La législation sur le don d’organes post-mortem, qui avait fait l’objet d’un amendement très controversé au cours de la discussion parlementaire du projet de loi Santé, n’est finalement pas modifiée dans la version que le Sénat vient d’adopter, au cours d’un vote solennel sur l’ensemble du texte ce 6 octobre (1).
Selon le texte actuel, le don d’organes repose sur le principe du « consentement présumé » de la personne décédée, sauf si elle avait auparavant refusé explicitement. Dans la pratique, il suffit qu’un des membres de la famille s’y oppose pour que les médecins ne fassent pas de prélèvement.
Lors de l’examen du projet de loi à l’Assemblée nationale, le professeur Jean-Louis Touraine avait fait adopter en Commission des affaires sociales, le 19 mars dernier, un amendement qui avait considérablement durci le dispositif : il ne laissait que le registre national comme mode exclusif d’expression du refus.
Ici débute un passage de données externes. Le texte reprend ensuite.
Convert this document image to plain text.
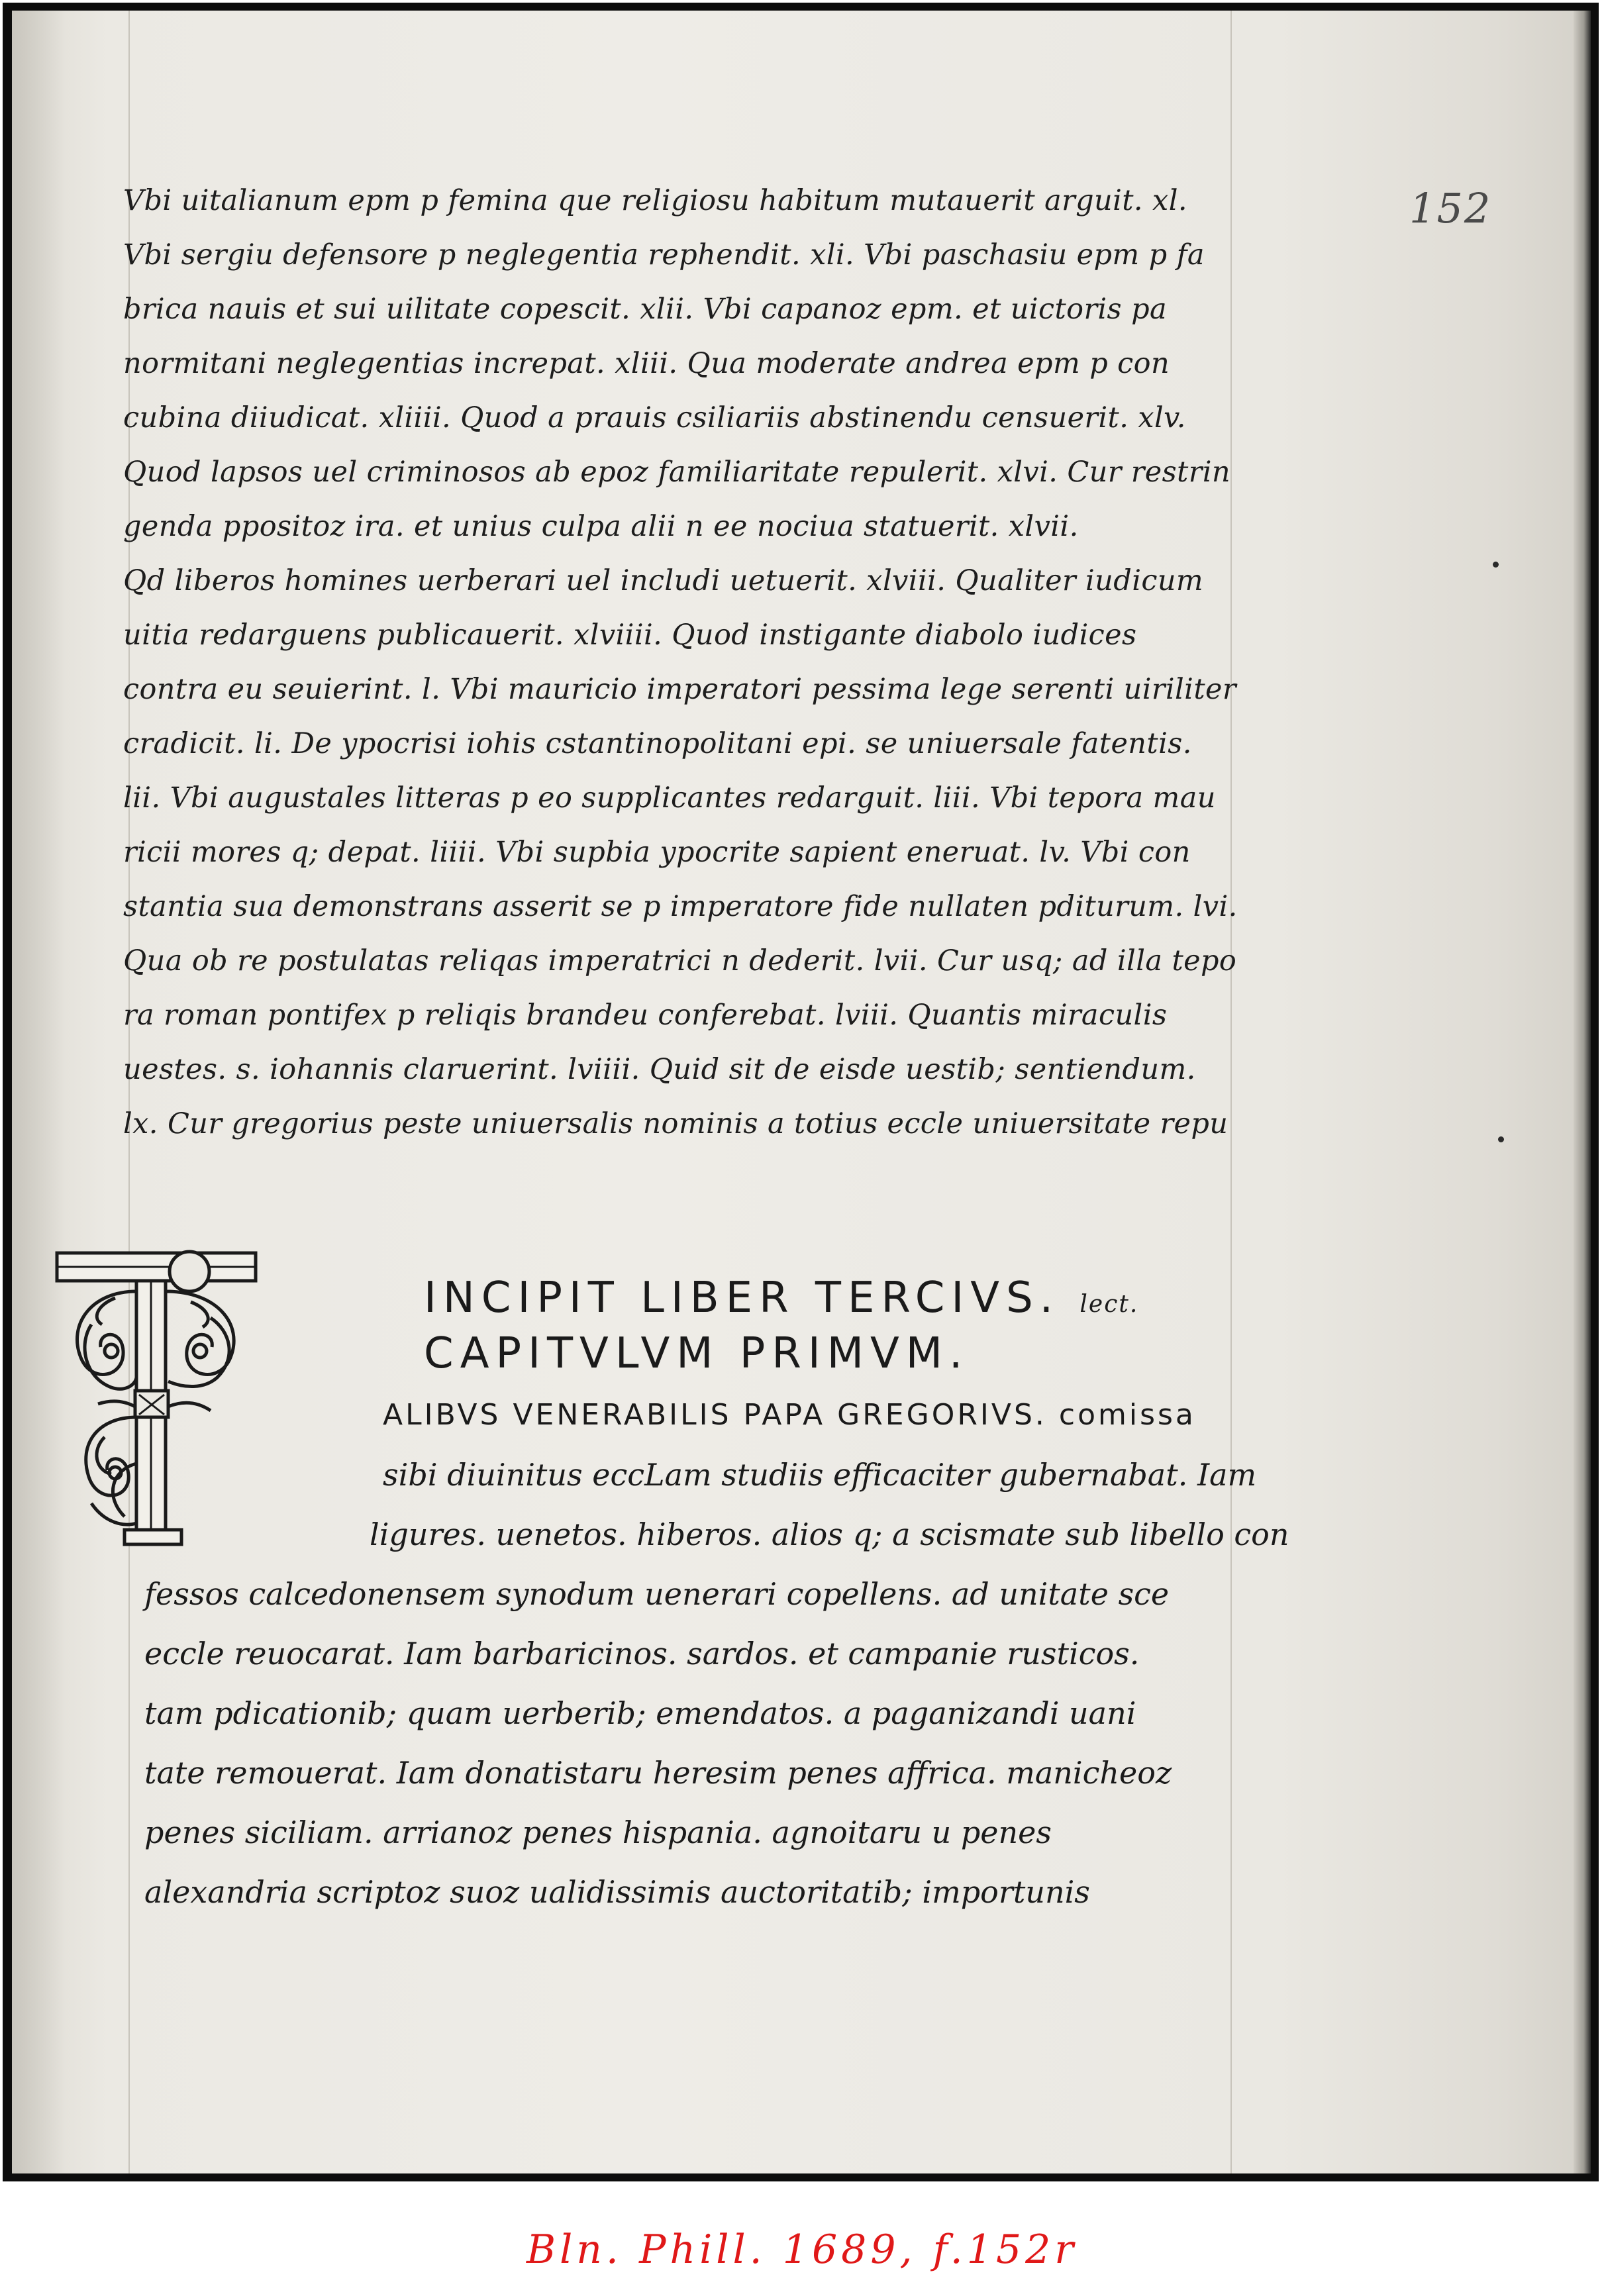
152
Vbi uitalianum epm p femina que religiosu habitum mutauerit arguit. xl.
Vbi sergiu defensore p neglegentia rephendit. xli. Vbi paschasiu epm p fa
brica nauis et sui uilitate copescit. xlii. Vbi capanoz epm. et uictoris pa
normitani neglegentias increpat. xliii. Qua moderate andrea epm p con
cubina diiudicat. xliiii. Quod a prauis csiliariis abstinendu censuerit. xlv.
Quod lapsos uel criminosos ab epoz familiaritate repulerit. xlvi. Cur restrin
genda ppositoz ira. et unius culpa alii n ee nociua statuerit. xlvii.
Qd liberos homines uerberari uel includi uetuerit. xlviii. Qualiter iudicum
uitia redarguens publicauerit. xlviiii. Quod instigante diabolo iudices
contra eu seuierint. l. Vbi mauricio imperatori pessima lege serenti uiriliter
cradicit. li. De ypocrisi iohis cstantinopolitani epi. se uniuersale fatentis.
lii. Vbi augustales litteras p eo supplicantes redarguit. liii. Vbi tepora mau
ricii mores q; depat. liiii. Vbi supbia ypocrite sapient eneruat. lv. Vbi con
stantia sua demonstrans asserit se p imperatore fide nullaten pditurum. lvi.
Qua ob re postulatas reliqas imperatrici n dederit. lvii. Cur usq; ad illa tepo
ra roman pontifex p reliqis brandeu conferebat. lviii. Quantis miraculis
uestes. s. iohannis claruerint. lviiii. Quid sit de eisde uestib; sentiendum.
lx. Cur gregorius peste uniuersalis nominis a totius eccle uniuersitate repu
INCIPIT LIBER TERCIVS. lect.
CAPITVLVM PRIMVM.
ALIBVS VENERABILIS PAPA GREGORIVS. comissa
sibi diuinitus eccLam studiis efficaciter gubernabat. Iam
ligures. uenetos. hiberos. alios q; a scismate sub libello con
fessos calcedonensem synodum uenerari copellens. ad unitate sce
eccle reuocarat. Iam barbaricinos. sardos. et campanie rusticos.
tam pdicationib; quam uerberib; emendatos. a paganizandi uani
tate remouerat. Iam donatistaru heresim penes affrica. manicheoz
penes siciliam. arrianoz penes hispania. agnoitaru u penes
alexandria scriptoz suoz ualidissimis auctoritatib; importunis
Bln. Phill. 1689, f.152r
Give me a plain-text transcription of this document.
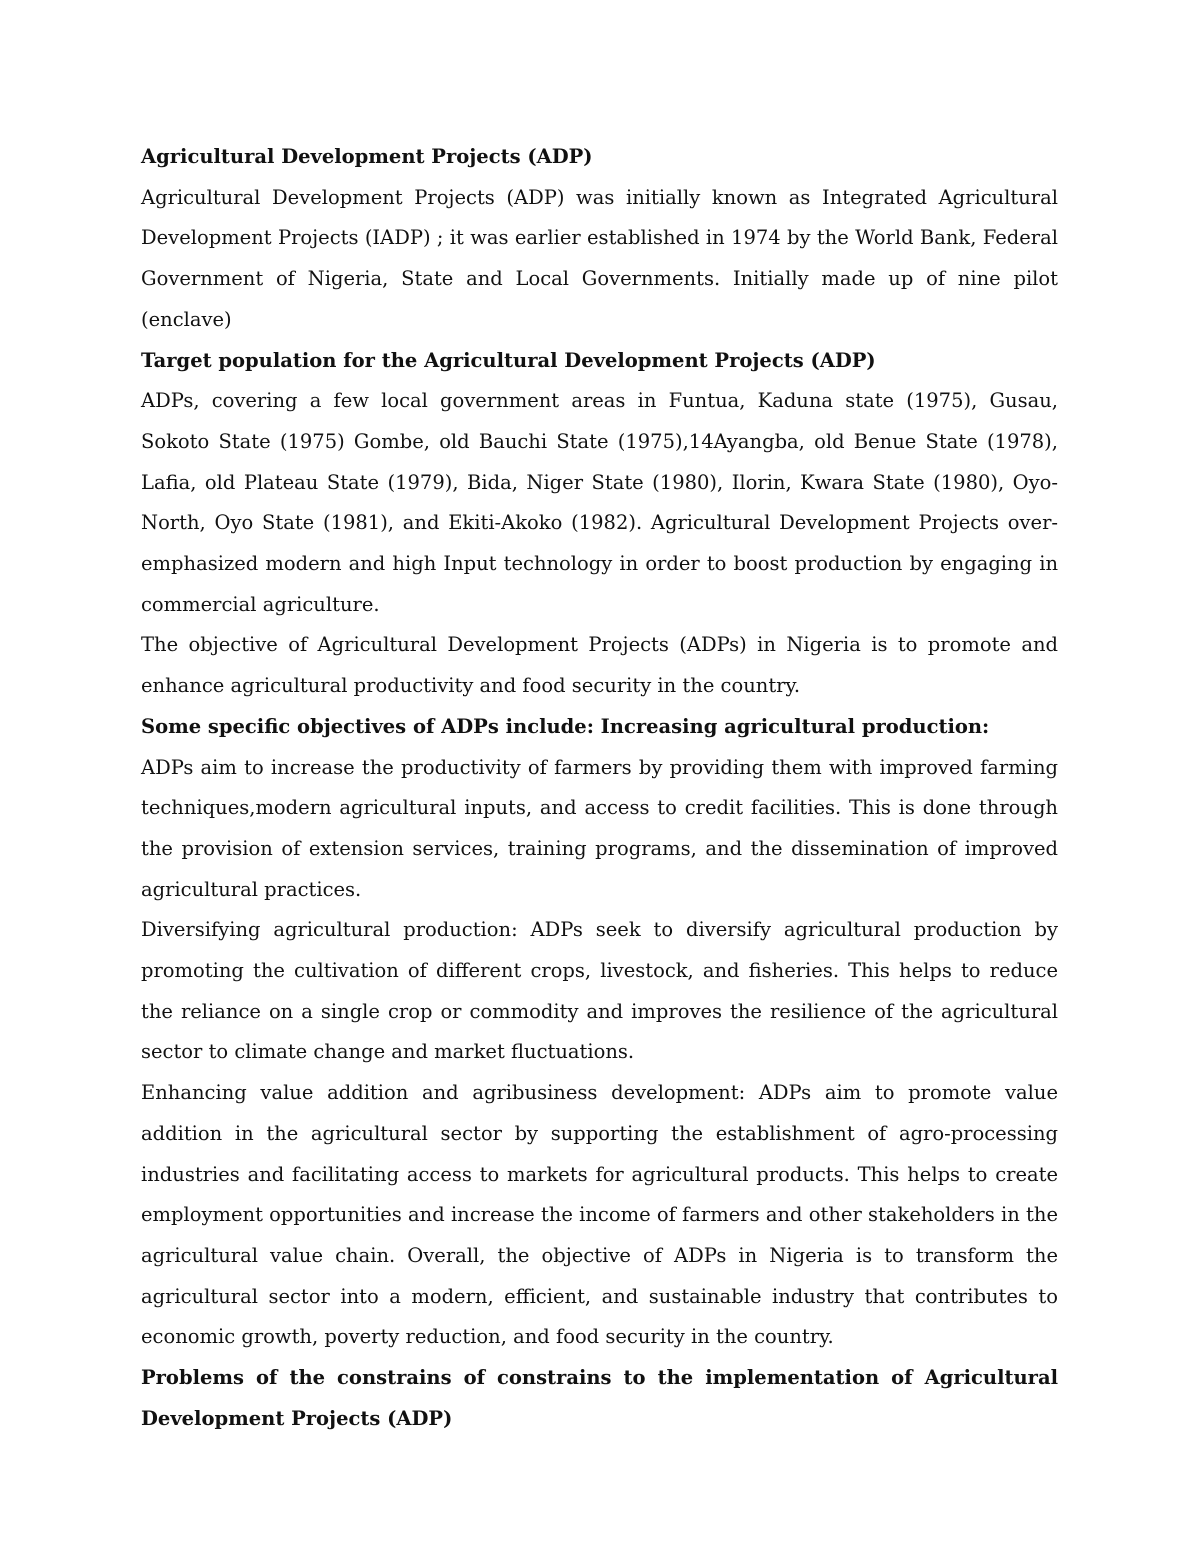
Agricultural Development Projects (ADP)

Agricultural Development Projects (ADP) was initially known as Integrated Agricultural Development Projects (IADP) ; it was earlier established in 1974 by the World Bank, Federal Government of Nigeria, State and Local Governments. Initially made up of nine pilot (enclave)

Target population for the Agricultural Development Projects (ADP)

ADPs, covering a few local government areas in Funtua, Kaduna state (1975), Gusau, Sokoto State (1975) Gombe, old Bauchi State (1975),14Ayangba, old Benue State (1978), Lafia, old Plateau State (1979), Bida, Niger State (1980), Ilorin, Kwara State (1980), Oyo-North, Oyo State (1981), and Ekiti-Akoko (1982). Agricultural Development Projects over-emphasized modern and high Input technology in order to boost production by engaging in commercial agriculture.

The objective of Agricultural Development Projects (ADPs) in Nigeria is to promote and enhance agricultural productivity and food security in the country.

Some specific objectives of ADPs include: Increasing agricultural production:

ADPs aim to increase the productivity of farmers by providing them with improved farming techniques,modern agricultural inputs, and access to credit facilities. This is done through the provision of extension services, training programs, and the dissemination of improved agricultural practices.

Diversifying agricultural production: ADPs seek to diversify agricultural production by promoting the cultivation of different crops, livestock, and fisheries. This helps to reduce the reliance on a single crop or commodity and improves the resilience of the agricultural sector to climate change and market fluctuations.

Enhancing value addition and agribusiness development: ADPs aim to promote value addition in the agricultural sector by supporting the establishment of agro-processing industries and facilitating access to markets for agricultural products. This helps to create employment opportunities and increase the income of farmers and other stakeholders in the agricultural value chain. Overall, the objective of ADPs in Nigeria is to transform the agricultural sector into a modern, efficient, and sustainable industry that contributes to economic growth, poverty reduction, and food security in the country.

Problems of the constrains of constrains to the implementation of Agricultural Development Projects (ADP)
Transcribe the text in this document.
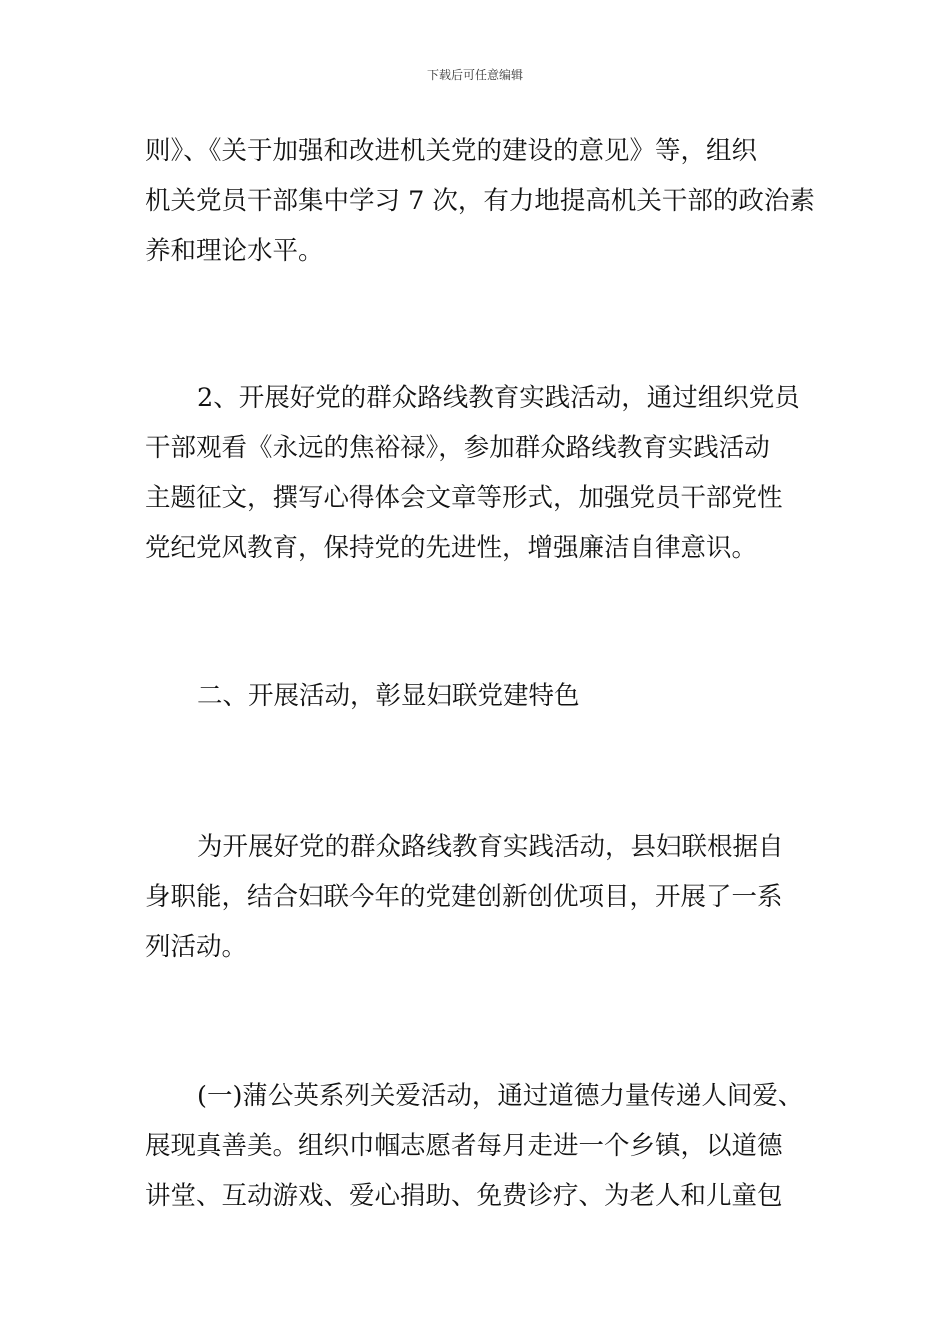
下载后可任意编辑
则》、《关于加强和改进机关党的建设的意见》等，组织
机关党员干部集中学习 7 次，有力地提高机关干部的政治素
养和理论水平。
2、开展好党的群众路线教育实践活动，通过组织党员
干部观看《永远的焦裕禄》，参加群众路线教育实践活动
主题征文，撰写心得体会文章等形式，加强党员干部党性
党纪党风教育，保持党的先进性，增强廉洁自律意识。
二、开展活动，彰显妇联党建特色
为开展好党的群众路线教育实践活动，县妇联根据自
身职能，结合妇联今年的党建创新创优项目，开展了一系
列活动。
(一)蒲公英系列关爱活动，通过道德力量传递人间爱、
展现真善美。组织巾帼志愿者每月走进一个乡镇，以道德
讲堂、互动游戏、爱心捐助、免费诊疗、为老人和儿童包
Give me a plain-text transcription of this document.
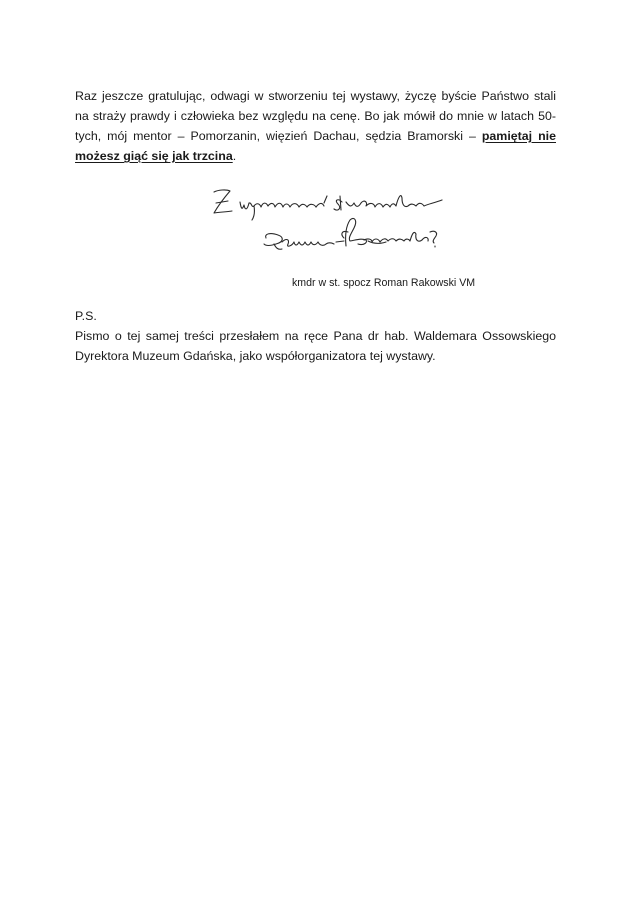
Raz jeszcze gratulując, odwagi w stworzeniu tej wystawy, życzę byście Państwo stali na straży prawdy i człowieka bez względu na cenę. Bo jak mówił do mnie w latach 50-tych, mój mentor – Pomorzanin, więzień Dachau, sędzia Bramorski – pamiętaj nie możesz giąć się jak trzcina.

kmdr w st. spocz Roman Rakowski VM
P.S.

Pismo o tej samej treści przesłałem na ręce Pana dr hab. Waldemara Ossowskiego Dyrektora Muzeum Gdańska, jako współorganizatora tej wystawy.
Il visait également à exclure les proches de la consultation préalable, leur consentement n’étant plus nécessaire (article 46 ter).
Compte tenu des nombreuses critiques qui s’étaient exprimées à la suite de ce vote, aux députés, le gouvernement a présenté un autre amendement lors de la discussion en séance publique le 14 avril 2015. Cet amendement atténuait un peu le dispositif, l’inscription sur le registre national n’étant plus le mode exclusif pour exprimer son refus d’un prélèvement. Mais il maintenait l’idée que les proches ne seraient plus qu’informés de la décision des médecins.
Le mercredi 22 juillet 2015, la commission des affaires sociales du Sénat avait supprimé cette disposition, malgré l’opposition de la ministre Marisol Touraine. Les rapporteurs avaient justifié leur position en rappelant que « le caractère sensible des sujets de bioéthique justifie que les évolutions législatives en la matière fassent l’objet de larges consultations préalables dans un climat serein. C’est pourquoi la loi de bioéthique prévoit un réexamen périodique qui doit avoir lieu avant 2018 à la suite de la convocation des états-généraux de la bioéthique ».
Or, en séance publique au Sénat le 29 septembre, le Gouvernement a essayé de réintroduire à nouveau cet amendement (n°1258), qui fit donc l’objet d’une discussion approfondie. Dans sa formulation, cet amendement dispose que « le médecin informe les proches du défunt, préalablement au prélèvement envisagé, de sa nature et de sa finalité, conformément aux bonnes pratiques arrêtées par le ministre chargé de la santé sur proposition de l’Agence de la biomédecine. Ce prélèvement peut être pratiqué sur une personne majeure dès lors qu’elle n’a pas fait connaître, de son vivant, son refus d’un tel prélèvement, principalement par l’inscription sur un registre national automatisé prévu à cet effet. Ce refus est révocable à tout moment. »
Des enjeux éthiques y apparaissent clairement.
Pour le député Jean-Baptiste Lemoyne, « l’amendement prévoit simplement que le médecin informe les proches du défunt. Il y a là un glissement sémantique qui n’est tout de même pas neutre »; et pour René Danesi, cet amendement « ressemble tout de même à une « nationalisation » des corps des défunts. Certes, c’est la solution la plus rapide, la plus facile à mettre en œuvre et la plus efficace, mais elle me paraît moralement indéfendable, car le choix de donner ou pas ses organes doit être personnel, libre et, surtout, éclairé. »
Sur la question du consentement présumé du don d’organes, le député Dominique de Legge a soulevé cette question : « Un consentement au don peut-il être présumé ? Pour moi, un acte de cette nature relève par définition d’une décision volontaire, clairement exprimée et positive. Un don qui serait subi ne me semble plus être un don. »
Pour Tugdual Derville, délégué général d’Alliance VITA, « la suppression de l’amendement de M. Touraine va dans le bon sens. Les règles qui entourent le don d’organes ne peuvent être modifiées que dans le cadre des révisions de loi de bioéthique qui prévoit au préalable la consultation de la population et des professionnels. C’est parce que le don d’organes reste un acte libre et généreux, qui sauve de nombreuses vies – à ce titre, il doit être encouragé – qu’’il est particulièrement dangereux de le présenter comme un processus quasi automatique ».
(1) Une commission mixte paritaire se réunira dans les prochaines semaines pour chercher à harmoniser les positions entre députés et sénateurs sur tous les sujets controversés de cette loi Santé, avant un dernier examen prévu dans chaque Chambre avant la fin de l’année civile.